C’est surtout un passage de la lettre de Youssouf Kemal Bey à M. Franklin-Bouillon qui a alarmé l’opinion anglaise. Le ministre des Affaires étrangères du Gouvernement d’Angora exprime l’espoir que la France s’efforcera « de résoudre dans un esprit de cordiale entente toutes les questions ayant trait à l’indépendance et à la souveraineté de la Turquie. » — « L’indépendance, la souveraineté ! disent les Anglais; ne faut-il pas lire Smyrne et la Thrace? Et dès lors, M. Franklin-Bouillon n’a-t-il pas promis à Youssouf Kemal d’aider les nationalistes turcs à revenir, au détriment de la Grèce, sur les clauses du Traité de Sèvres? Or, les Alliés s’étaient concertés pour déclarer leur neutralité dans le conflit gréco-turc; il eût été sage de garder en commun cette attitude détachée jusqu’à ce qu’une médiation devînt possible, et une médiation n’a guère de chances de réussir, si elle n’est pas l’œuvre de tous les Alliés à la fois. »

« Mais il y a plus, continuent nos amis : la France signe un traité avec Angora, comme si Angora était toute la Turquie. Or, il y a à Constantinople un Sultan et des troupes alliées. Supposons que les kémalistes viennent à attaquer Constantinople, que feront les Français, qui ont conclu la paix avec les kémalistes? Laisseront-ils les Anglais seuls résister à l’attaque? Supposons qu’un complot éclate contre le Sultan et contre ce gouvernement turc que les Alliés protègent encore aujourd’hui, les Français se croiseront ils les bras?

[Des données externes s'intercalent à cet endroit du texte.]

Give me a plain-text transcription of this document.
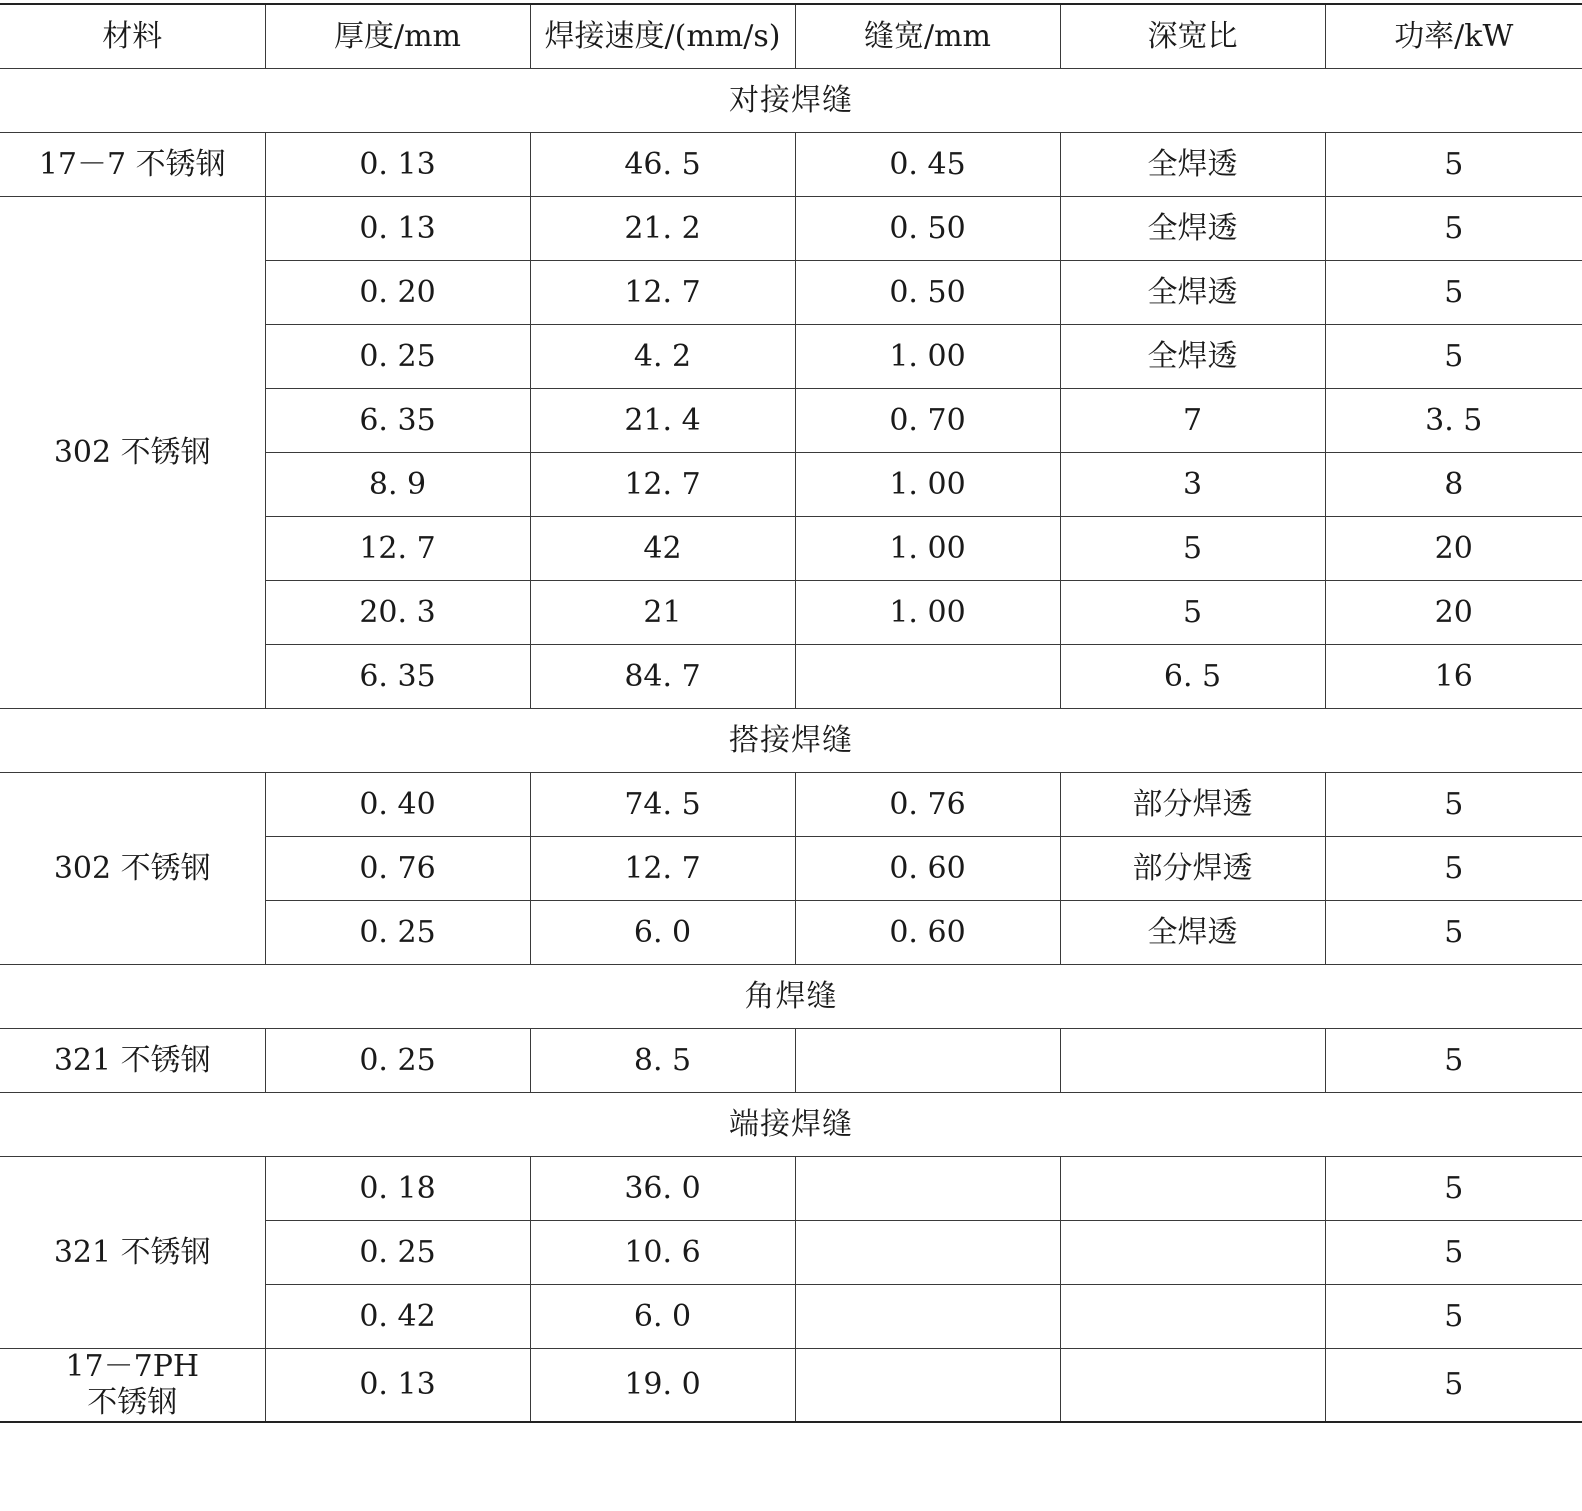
材料	厚度/mm	焊接速度/(mm/s)	缝宽/mm	深宽比	功率/kW
对接焊缝					
17－7 不锈钢	0. 13	46. 5	0. 45	全焊透	5
302 不锈钢	0. 13	21. 2	0. 50	全焊透	5
	0. 20	12. 7	0. 50	全焊透	5
	0. 25	4. 2	1. 00	全焊透	5
	6. 35	21. 4	0. 70	7	3. 5
	8. 9	12. 7	1. 00	3	8
	12. 7	42	1. 00	5	20
	20. 3	21	1. 00	5	20
	6. 35	84. 7		6. 5	16
搭接焊缝					
302 不锈钢	0. 40	74. 5	0. 76	部分焊透	5
	0. 76	12. 7	0. 60	部分焊透	5
	0. 25	6. 0	0. 60	全焊透	5
角焊缝					
321 不锈钢	0. 25	8. 5			5
端接焊缝					
321 不锈钢	0. 18	36. 0			5
	0. 25	10. 6			5
	0. 42	6. 0			5

17－7PH
不锈钢	0. 13	19. 0			5
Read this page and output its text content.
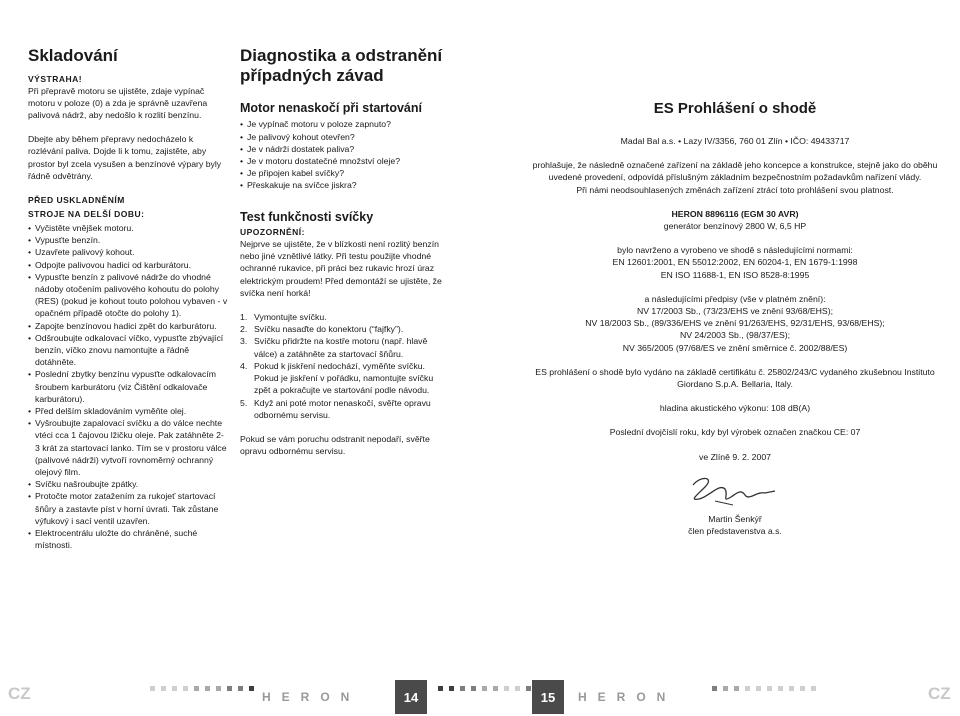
Skladování
VÝSTRAHA!

Při přepravě motoru se ujistěte, zdaje vypínač motoru v poloze (0) a zda je správně uzavřena palivová nádrž, aby nedošlo k rozlití benzínu.

Dbejte aby během přepravy nedocházelo k rozlévání paliva. Dojde li k tomu, zajistěte, aby prostor byl zcela vysušen a benzínové výpary byly řádně odvětrány.

PŘED USKLADNĚNÍM
STROJE NA DELŠÍ DOBU:
• Vyčistěte vnějšek motoru.
• Vypusťte benzín.
• Uzavřete palivový kohout.
• Odpojte palivovou hadici od karburátoru.
• Vypusťte benzín z palivové nádrže do vhodné nádoby otočením palivového kohoutu do polohy (RES) (pokud je kohout touto polohou vybaven - v opačném případě otočte do polohy 1).
• Zapojte benzínovou hadici zpět do karburátoru.
• Odšroubujte odkalovací víčko, vypusťte zbývající benzín, víčko znovu namontujte a řádně dotáhněte.
• Poslední zbytky benzínu vypusťte odkalovacím šroubem karburátoru (viz Čištění odkalovače karburátoru).
• Před delším skladováním vyměňte olej.
• Vyšroubujte zapalovací svíčku a do válce nechte vtéci cca 1 čajovou lžičku oleje. Pak zatáhněte 2-3 krát za startovací lanko. Tím se v prostoru válce (palivové nádrži) vytvoří rovnoměrný ochranný olejový film.
• Svíčku našroubujte zpátky.
• Protočte motor zatažením za rukojeť startovací šňůry a zastavte píst v horní úvrati. Tak zůstane výfukový i sací ventil uzavřen.
• Elektrocentrálu uložte do chráněné, suché místnosti.
Diagnostika a odstranění případných závad
Motor nenaskočí při startování
• Je vypínač motoru v poloze zapnuto?
• Je palivový kohout otevřen?
• Je v nádrži dostatek paliva?
• Je v motoru dostatečné množství oleje?
• Je připojen kabel svíčky?
• Přeskakuje na svíčce jiskra?
Test funkčnosti svíčky
UPOZORNĚNÍ:

Nejprve se ujistěte, že v blízkosti není rozlitý benzín nebo jiné vznětlivé látky. Při testu použijte vhodné ochranné rukavice, při práci bez rukavic hrozí úraz elektrickým proudem! Před demontáží se ujistěte, že svíčka není horká!

1. Vymontujte svíčku.
2. Svíčku nasaďte do konektoru (“fajfky”).
3. Svíčku přidržte na kostře motoru (např. hlavě válce) a zatáhněte za startovací šňůru.
4. Pokud k jiskření nedochází, vyměňte svíčku. Pokud je jiskření v pořádku, namontujte svíčku zpět a pokračujte ve startování podle návodu.
5. Když ani poté motor nenaskočí, svěřte opravu odbornému servisu.

Pokud se vám poruchu odstranit nepodaří, svěřte opravu odbornému servisu.

ES Prohlášení o shodě

Madal Bal a.s. • Lazy IV/3356, 760 01 Zlín • IČO: 49433717

prohlašuje, že následně označené zařízení na základě jeho koncepce a konstrukce, stejně jako do oběhu uvedené provedení, odpovídá příslušným základním bezpečnostním požadavkům nařízení vlády.

Při námi neodsouhlasených změnách zařízení ztrácí toto prohlášení svou platnost.

HERON 8896116 (EGM 30 AVR)

generátor benzínový 2800 W, 6,5 HP

bylo navrženo a vyrobeno ve shodě s následujícími normami:

EN 12601:2001, EN 55012:2002, EN 60204-1, EN 1679-1:1998

EN ISO 11688-1, EN ISO 8528-8:1995

a následujícími předpisy (vše v platném znění):

NV 17/2003 Sb., (73/23/EHS ve znění 93/68/EHS);

NV 18/2003 Sb., (89/336/EHS ve znění 91/263/EHS, 92/31/EHS, 93/68/EHS);

NV 24/2003 Sb., (98/37/ES);

NV 365/2005 (97/68/ES ve znění směrnice č. 2002/88/ES)

ES prohlášení o shodě bylo vydáno na základě certifikátu č. 25802/243/C vydaného zkušebnou Instituto Giordano S.p.A. Bellaria, Italy.

hladina akustického výkonu: 108 dB(A)

Poslední dvojčíslí roku, kdy byl výrobek označen značkou CE: 07

ve Zlíně 9. 2. 2007

Martin Šenkýř

člen představenstva a.s.

CZ	HERON	14	15	HERON	CZ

Sans doute, à Venise, l’Italie s’était déjà entendue séparément avec les Turcs; mais l’Italie n’a pas fait repasser sous la domination ottomane des populations chrétiennes que les Anglais disent avoir délivrées en coopération avec les Arabes, et auxquelles de vagues promesses ne suffisent pas à assurer la tranquillité ; l’Italie n’a pas, non plus, fait espérera la Turquie, qu’elle appuierait ses prétentions à la souveraineté sur les territoires qui lui ont été enlevés. »

Telles sont les principales critiques formulées par l’Angleterre.